All the while I've become even more of an advocate for freedom tech and open source software, gotten very interested in Bitcoin and crypto, and continued observing with great interest developments in social media, especially around open protocols. I feel like I'm still true to my Linux and scripting roots, but I'm now a bonafied Nodejs developer. I still love music of all genres and I've got a healthy curiosity for slightly out there stuff. I'm not sure why exactly I'm giving this seemingly not very relevant backdrop, to the next big project, which I've been working on for a few years now. That is of course my static site generator.
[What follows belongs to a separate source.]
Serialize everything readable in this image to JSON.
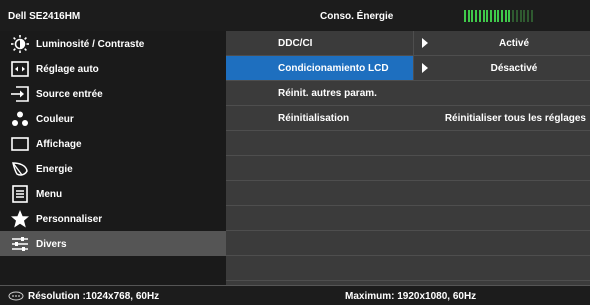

I use the static site generator to build my personal website. It's very customisable and extremely flexible. The plan is to open source it at some stage. I wish I could do that now, but I'm not currently in a position to do that. Times are really tough, and I am severely constricted resource-wise. The details of that are outside the scope of this post. The point is that I want the tool I use to build everything to be available to all.

I'm pretty close to having my personal website configured in a way that's optimised for blogging and personal publishing more generally. It would be awesome to be able to turn that into some form of hosted service, so others could get setup without the need to build their own platform, but with the ability to have complete control over their own data, and the ability to move to a self-hosted setup should they desire to do that. An open source static site generator would make that possible.

Longer term, I'd like to develop various online services that connect up to seemlessly offer functionality around modern web publishing. File storage, timestamping, bit torrent, Bitcoin and crypto, NFTs, URL archive backups, social media protocol integration, and so much more. And I want the services to be developer centric, so you could easily integrate them into your own projects. A platform for personal publishing on the web. Built to be robust, built with digital collaboration in mind, built with open source and user freedom right at the forefront.

That's basically the plan. It's not quite an Elon Musk level, colonise the solar system mega plan, but it's a plan nonetheless. And I think it's very doable, and I think it could make the world a slightly better place.

Let's see if the world will allow me to fullfill my vision.